I cant recall having ever seen any of the pictures before but I suspect the first one is Ansel Adams because I know he photographed Japanese Americans held internment camps during WWll (Shameful)

Not sure about the the other two yet but I guess it's against there normal style or subject.

I'll have my tea and try and figure it out!

I'm going to guess that top to bottom the photos are by Ansel Adams, Edward Weston, and Frances Benjamin Johnson. Do I win the prize?

I nailed the first one only. Obscure indeed :-)

The first one has to be Ansel Adam's work from his visit to the forced relocation camps for Japanese Americans during WWII. I'm just guessing that the second is a late Stieglitz or a Weston, doing a practical portrait for money or friendship, and I wonder if the last is another Adams (a record shot?) or an outtake from The Americans.

I LOVE Ansel Adams' Manzanar "relocation center" photos, I really get a sense of what he was feeling in them that I don't get from his famous work. I'm not familiar with that one in particular but it's got to be Adams.

The second one sort of looks like August Sander but the lighting looks like Weston or Penn- and the shirt collar and haircut sure don't look Weimar. Too modern and American for Sander (and in a studio to boot), Too relaxed and tonally smooth for Penn (and doesn't look like any of his signature backgrounds either) Weston?

Someone working for Roy Stryker. That S curve composition doesn't look like something Walker Evans would do, not really Russell Lee either. John Vachon isn't famous enough, maybe an outlier by Lang or Gorden Parks?

I have a guess who the _subject_ of no. 2 is, and I think the subject is a famous photographer. Trying to google a photo OF the person I have in mind is proving difficult. Many BY him come up...

And I might be completely wrong!

Fun quiz!

I'll take a guess that the top one is Ansel Adams, only because I know he photographed Japanese-Americans in an internment camp in WW2. The other two? Can't even guess.

The first one reminds me of Helen Levitt, the second looks like a portrait of Ralph Gibson, and the third frankly is difficult to nail, this reminds me of some neo classical houses from the American south, Gordon Parks perhaps?
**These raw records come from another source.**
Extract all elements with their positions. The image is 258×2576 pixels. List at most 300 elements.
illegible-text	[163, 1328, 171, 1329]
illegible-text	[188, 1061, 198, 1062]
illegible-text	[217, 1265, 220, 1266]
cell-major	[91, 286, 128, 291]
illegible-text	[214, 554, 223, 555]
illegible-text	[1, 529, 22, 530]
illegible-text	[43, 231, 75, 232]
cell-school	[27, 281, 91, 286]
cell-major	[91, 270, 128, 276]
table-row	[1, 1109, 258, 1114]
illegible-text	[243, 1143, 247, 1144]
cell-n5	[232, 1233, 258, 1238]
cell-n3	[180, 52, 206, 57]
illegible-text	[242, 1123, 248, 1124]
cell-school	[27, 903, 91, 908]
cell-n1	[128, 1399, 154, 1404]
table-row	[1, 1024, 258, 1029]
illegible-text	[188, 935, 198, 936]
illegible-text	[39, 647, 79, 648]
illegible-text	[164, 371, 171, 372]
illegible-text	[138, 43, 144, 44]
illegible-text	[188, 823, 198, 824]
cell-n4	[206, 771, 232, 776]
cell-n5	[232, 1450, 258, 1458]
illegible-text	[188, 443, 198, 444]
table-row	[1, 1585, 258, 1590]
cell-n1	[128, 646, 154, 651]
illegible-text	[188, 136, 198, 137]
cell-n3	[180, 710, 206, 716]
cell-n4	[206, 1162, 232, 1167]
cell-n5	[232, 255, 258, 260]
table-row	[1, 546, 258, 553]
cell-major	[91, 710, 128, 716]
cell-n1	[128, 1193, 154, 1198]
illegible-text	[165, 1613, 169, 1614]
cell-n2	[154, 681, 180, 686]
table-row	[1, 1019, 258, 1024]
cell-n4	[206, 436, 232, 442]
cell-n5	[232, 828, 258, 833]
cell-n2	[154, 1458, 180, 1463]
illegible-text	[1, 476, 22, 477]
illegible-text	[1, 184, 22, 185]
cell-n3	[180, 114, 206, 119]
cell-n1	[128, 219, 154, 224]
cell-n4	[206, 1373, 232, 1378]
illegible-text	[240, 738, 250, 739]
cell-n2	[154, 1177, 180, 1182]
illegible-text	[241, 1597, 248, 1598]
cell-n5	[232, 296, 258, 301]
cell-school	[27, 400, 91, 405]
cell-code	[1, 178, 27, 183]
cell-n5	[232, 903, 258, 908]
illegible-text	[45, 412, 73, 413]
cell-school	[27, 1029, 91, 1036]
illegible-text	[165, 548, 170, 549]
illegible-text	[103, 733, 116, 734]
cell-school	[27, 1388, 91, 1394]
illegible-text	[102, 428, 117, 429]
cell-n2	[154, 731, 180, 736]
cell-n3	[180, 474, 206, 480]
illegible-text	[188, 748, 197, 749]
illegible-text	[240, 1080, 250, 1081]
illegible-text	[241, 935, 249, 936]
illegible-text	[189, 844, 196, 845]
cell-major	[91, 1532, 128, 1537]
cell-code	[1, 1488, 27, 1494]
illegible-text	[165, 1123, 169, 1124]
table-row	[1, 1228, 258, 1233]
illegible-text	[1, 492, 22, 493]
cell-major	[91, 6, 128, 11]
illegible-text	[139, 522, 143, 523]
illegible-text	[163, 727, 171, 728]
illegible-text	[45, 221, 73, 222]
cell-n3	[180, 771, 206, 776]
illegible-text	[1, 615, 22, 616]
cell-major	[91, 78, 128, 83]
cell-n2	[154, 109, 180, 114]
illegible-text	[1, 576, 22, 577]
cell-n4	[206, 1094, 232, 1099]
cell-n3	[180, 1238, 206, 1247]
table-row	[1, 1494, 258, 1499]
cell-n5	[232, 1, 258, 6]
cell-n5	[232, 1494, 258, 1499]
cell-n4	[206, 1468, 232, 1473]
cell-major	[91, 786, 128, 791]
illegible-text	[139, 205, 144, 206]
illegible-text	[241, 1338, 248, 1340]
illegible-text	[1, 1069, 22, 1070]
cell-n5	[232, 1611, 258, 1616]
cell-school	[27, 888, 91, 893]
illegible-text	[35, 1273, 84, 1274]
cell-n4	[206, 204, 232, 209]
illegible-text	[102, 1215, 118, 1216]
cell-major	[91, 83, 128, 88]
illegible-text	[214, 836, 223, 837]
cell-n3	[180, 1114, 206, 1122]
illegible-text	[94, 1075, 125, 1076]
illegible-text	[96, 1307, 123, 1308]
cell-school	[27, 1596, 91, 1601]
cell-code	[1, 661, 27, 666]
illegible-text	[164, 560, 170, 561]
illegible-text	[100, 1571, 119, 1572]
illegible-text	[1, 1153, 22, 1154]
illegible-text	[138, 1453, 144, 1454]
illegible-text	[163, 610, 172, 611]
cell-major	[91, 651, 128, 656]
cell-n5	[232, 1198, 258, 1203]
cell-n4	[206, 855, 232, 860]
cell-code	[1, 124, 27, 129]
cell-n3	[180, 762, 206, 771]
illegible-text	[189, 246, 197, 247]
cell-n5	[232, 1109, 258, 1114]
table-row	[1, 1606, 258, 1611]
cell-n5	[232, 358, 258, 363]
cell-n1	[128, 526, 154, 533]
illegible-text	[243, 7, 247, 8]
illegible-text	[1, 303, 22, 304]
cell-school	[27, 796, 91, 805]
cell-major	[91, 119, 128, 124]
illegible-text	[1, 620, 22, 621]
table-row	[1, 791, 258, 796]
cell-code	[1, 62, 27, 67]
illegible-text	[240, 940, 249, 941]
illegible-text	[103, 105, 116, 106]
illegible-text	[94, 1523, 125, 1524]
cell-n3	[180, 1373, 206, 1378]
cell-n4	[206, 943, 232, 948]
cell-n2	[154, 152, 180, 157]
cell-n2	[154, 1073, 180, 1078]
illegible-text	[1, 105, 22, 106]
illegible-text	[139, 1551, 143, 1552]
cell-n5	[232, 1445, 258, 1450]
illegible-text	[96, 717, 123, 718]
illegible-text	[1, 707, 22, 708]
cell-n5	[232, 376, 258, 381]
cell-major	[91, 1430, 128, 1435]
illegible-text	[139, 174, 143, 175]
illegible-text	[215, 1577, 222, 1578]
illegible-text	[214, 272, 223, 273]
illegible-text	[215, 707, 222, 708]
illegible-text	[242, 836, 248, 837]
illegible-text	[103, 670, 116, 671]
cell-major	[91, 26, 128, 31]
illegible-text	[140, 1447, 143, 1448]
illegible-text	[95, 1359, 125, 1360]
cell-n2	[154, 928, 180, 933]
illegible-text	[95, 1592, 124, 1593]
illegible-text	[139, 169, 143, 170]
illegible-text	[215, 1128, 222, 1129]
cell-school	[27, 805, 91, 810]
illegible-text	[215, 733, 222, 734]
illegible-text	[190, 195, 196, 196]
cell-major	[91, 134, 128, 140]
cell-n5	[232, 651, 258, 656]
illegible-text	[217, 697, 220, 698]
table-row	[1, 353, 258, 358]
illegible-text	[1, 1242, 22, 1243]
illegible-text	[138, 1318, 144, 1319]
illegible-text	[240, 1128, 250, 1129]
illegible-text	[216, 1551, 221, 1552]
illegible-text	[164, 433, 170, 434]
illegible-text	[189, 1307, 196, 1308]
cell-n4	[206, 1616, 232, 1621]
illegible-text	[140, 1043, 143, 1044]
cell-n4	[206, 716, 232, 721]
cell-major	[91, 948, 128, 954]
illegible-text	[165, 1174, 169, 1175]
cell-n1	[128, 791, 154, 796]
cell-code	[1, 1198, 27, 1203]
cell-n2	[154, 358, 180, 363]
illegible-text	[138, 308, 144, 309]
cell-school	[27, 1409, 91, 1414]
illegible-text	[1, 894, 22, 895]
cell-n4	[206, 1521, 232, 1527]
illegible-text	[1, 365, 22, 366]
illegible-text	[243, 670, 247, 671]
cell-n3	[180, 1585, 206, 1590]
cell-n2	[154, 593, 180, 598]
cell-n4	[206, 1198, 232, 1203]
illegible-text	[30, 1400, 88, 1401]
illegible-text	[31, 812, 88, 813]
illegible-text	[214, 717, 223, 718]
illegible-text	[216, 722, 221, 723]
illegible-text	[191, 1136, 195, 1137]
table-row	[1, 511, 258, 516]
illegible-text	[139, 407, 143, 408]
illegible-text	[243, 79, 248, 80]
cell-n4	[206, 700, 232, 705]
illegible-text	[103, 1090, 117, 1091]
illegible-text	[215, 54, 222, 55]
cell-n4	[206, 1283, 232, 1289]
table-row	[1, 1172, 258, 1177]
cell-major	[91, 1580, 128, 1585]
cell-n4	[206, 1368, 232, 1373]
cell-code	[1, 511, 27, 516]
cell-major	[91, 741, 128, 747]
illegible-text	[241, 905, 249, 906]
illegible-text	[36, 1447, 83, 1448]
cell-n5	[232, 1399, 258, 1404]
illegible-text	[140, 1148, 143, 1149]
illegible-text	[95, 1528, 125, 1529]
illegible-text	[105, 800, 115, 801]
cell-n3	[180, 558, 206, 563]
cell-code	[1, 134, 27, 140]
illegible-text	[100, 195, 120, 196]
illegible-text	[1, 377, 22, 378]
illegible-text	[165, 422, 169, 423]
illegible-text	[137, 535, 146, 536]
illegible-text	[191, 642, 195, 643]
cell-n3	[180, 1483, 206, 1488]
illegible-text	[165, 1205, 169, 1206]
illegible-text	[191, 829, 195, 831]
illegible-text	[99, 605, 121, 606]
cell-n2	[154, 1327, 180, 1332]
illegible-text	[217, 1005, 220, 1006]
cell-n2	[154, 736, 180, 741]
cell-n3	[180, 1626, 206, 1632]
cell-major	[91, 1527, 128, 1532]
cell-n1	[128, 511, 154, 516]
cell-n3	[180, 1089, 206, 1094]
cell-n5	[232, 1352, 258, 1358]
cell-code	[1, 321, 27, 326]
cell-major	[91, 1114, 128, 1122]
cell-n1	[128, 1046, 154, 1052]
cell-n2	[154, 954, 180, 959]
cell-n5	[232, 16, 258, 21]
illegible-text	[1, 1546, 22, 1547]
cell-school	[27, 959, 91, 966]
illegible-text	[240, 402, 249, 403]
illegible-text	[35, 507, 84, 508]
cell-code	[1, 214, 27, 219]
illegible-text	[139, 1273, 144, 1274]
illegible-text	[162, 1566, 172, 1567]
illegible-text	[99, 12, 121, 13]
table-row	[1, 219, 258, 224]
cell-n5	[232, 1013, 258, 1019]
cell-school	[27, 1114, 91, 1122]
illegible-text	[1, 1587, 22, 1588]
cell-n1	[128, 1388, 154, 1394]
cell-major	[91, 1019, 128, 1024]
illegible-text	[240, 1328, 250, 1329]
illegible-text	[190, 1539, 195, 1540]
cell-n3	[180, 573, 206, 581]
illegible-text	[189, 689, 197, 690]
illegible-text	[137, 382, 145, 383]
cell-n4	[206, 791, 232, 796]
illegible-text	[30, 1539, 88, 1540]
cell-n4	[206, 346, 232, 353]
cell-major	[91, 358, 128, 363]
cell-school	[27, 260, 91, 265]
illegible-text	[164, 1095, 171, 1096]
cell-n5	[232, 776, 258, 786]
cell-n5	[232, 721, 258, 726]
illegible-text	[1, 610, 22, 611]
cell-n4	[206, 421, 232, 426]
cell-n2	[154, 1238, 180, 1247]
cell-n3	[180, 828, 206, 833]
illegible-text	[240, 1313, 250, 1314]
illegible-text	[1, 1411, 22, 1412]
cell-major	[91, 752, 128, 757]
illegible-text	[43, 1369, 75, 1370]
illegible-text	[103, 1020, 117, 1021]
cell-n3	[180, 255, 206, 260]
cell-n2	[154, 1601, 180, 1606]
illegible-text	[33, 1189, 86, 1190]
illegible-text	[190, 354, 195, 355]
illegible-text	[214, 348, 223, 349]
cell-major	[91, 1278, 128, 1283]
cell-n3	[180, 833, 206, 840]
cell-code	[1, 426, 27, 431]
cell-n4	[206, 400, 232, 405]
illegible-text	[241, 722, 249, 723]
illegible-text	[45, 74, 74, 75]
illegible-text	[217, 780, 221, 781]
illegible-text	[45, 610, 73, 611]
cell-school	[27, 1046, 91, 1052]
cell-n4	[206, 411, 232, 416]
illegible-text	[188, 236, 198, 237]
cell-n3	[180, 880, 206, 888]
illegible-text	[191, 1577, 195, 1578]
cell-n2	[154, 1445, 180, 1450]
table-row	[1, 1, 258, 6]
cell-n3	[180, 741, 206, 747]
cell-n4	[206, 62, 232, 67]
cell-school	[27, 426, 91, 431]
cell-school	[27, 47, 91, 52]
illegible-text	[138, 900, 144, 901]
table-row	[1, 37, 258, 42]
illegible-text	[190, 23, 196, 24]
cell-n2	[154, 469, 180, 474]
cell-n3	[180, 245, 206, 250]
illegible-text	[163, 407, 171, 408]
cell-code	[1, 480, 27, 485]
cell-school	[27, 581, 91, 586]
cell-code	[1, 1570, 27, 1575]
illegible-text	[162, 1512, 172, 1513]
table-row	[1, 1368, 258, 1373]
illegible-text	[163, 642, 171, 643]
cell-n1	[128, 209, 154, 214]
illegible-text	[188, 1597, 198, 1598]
I know the first one, but more from its controversial content (I have the book) than style--the photographer is much more famous for other sorts of pictures.

Minor White
William Eggelston

Fairly strong guess on the first one. The others are Hail Mary shots.

No 1, probably Ansel Adams, I dimly remember him doing a series on the Japanese internment camps. No 2 could be anybody, probably a famous photographer doing a commission.If I knew who the subject was I suppose I would know the photographer too. no3 I would guess is Edward Weston, made when on a tour of ante-bellum mansions led by C.J. Laughlin.
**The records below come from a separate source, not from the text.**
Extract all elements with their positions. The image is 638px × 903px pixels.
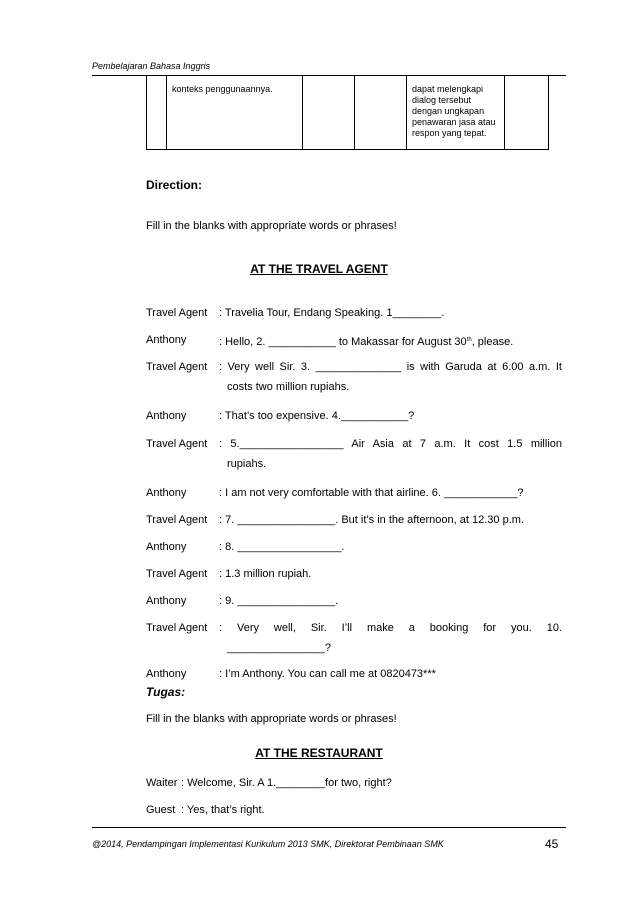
speaker-label: Anthony [146, 487, 187, 499]
speaker-label: Travel Agent [146, 514, 208, 526]
utterance-part: , please. [471, 336, 514, 348]
table-cell-empty [505, 76, 549, 149]
utterance-continuation: rupiahs. [227, 458, 267, 470]
speaker-label: Travel Agent [146, 622, 208, 634]
utterance-part: : Hello, 2. ___________ to Makassar for August 30 [219, 336, 467, 348]
utterance-continuation: ________________? [227, 642, 332, 654]
utterance-text: : That’s too expensive. 4.___________? [219, 410, 415, 422]
utterance-text [219, 434, 562, 474]
utterance-text: : Welcome, Sir. A 1.________for two, right? [181, 777, 392, 789]
speaker-label: Travel Agent [146, 568, 208, 580]
table-row [147, 76, 549, 149]
dialog-title-travel-agent: AT THE TRAVEL AGENT [250, 262, 388, 276]
speaker-label: Waiter [146, 777, 178, 789]
table-cell-context: konteks penggunaannya. [167, 76, 303, 149]
footer-divider [92, 827, 566, 828]
page-header-title: Pembelajaran Bahasa Inggris [92, 61, 211, 71]
speaker-label: Anthony [146, 410, 187, 422]
page-number: 45 [545, 837, 559, 851]
dialog-title-restaurant: AT THE RESTAURANT [255, 746, 383, 760]
utterance-continuation: costs two million rupiahs. [227, 381, 350, 393]
direction-heading: Direction: [146, 178, 203, 192]
utterance-text [219, 357, 562, 397]
utterance-part: : Very well, Sir. I’ll make a booking for you. 10. [219, 622, 562, 634]
footer-text: @2014, Pendampingan Implementasi Kurikulum 2013 SMK, Direktorat Pembinaan SMK [92, 839, 444, 849]
ordinal-superscript: th [466, 337, 472, 343]
speaker-label: Travel Agent [146, 438, 208, 450]
speaker-label: Anthony [146, 334, 187, 346]
speaker-label: Travel Agent [146, 307, 208, 319]
table-cell-empty [147, 76, 167, 149]
utterance-text: : I’m Anthony. You can call me at 0820473*** [219, 668, 436, 680]
direction-instruction: Fill in the blanks with appropriate words or phrases! [146, 220, 397, 232]
utterance-text: : I am not very comfortable with that airline. 6. ____________? [219, 487, 524, 499]
speaker-label: Anthony [146, 541, 187, 553]
utterance-text [219, 330, 562, 352]
utterance-text: : 8. _________________. [219, 541, 345, 553]
utterance-text: : Yes, that’s right. [181, 804, 265, 816]
utterance-text: : 1.3 million rupiah. [219, 568, 312, 580]
table-cell-empty [355, 76, 407, 149]
task-heading: Tugas: [146, 685, 186, 699]
utterance-text [219, 618, 562, 658]
table-cell-empty [303, 76, 355, 149]
utterance-part: : Very well Sir. 3. ______________ is with Garuda at 6.00 a.m. It [219, 361, 562, 373]
task-instruction: Fill in the blanks with appropriate words or phrases! [146, 713, 397, 725]
utterance-text: : Travelia Tour, Endang Speaking. 1________. [219, 307, 445, 319]
utterance-part: : 5._________________ Air Asia at 7 a.m. It cost 1.5 million [219, 438, 562, 450]
utterance-text: : 9. ________________. [219, 595, 339, 607]
speaker-label: Travel Agent [146, 361, 208, 373]
table-cell-indicator: dapat melengkapi dialog tersebut dengan ungkapan penawaran jasa atau respon yang tepat. [407, 76, 505, 149]
speaker-label: Anthony [146, 595, 187, 607]
speaker-label: Guest [146, 804, 176, 816]
continuation-table [146, 76, 549, 150]
speaker-label: Anthony [146, 668, 187, 680]
utterance-text: : 7. ________________. But it’s in the afternoon, at 12.30 p.m. [219, 514, 524, 526]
[I was hoping people would guess Laughlin; only a couple did. By the way, Mark, did I ever tell you I worked with Clarence Laughlin's son at a garden center in D.C.? He showed me some of his father's books. --Mike]

One out of three.
No. 1: Ansel Adams because I knew he had done a series on the WWII Japanese internment camps. Thought it could have been Gene Smith from his time in Japan, but decided to go with Adams.

No. 2: Drew a blank. Should have thought of Weston as it looks a bit dated and he certainly did a lot of portraits.

No. 3: At least I got the era right. Thought it might be Walker Evans as he often photographed that sort of building, but his architectural shots often filled the frame and weren't as environmental.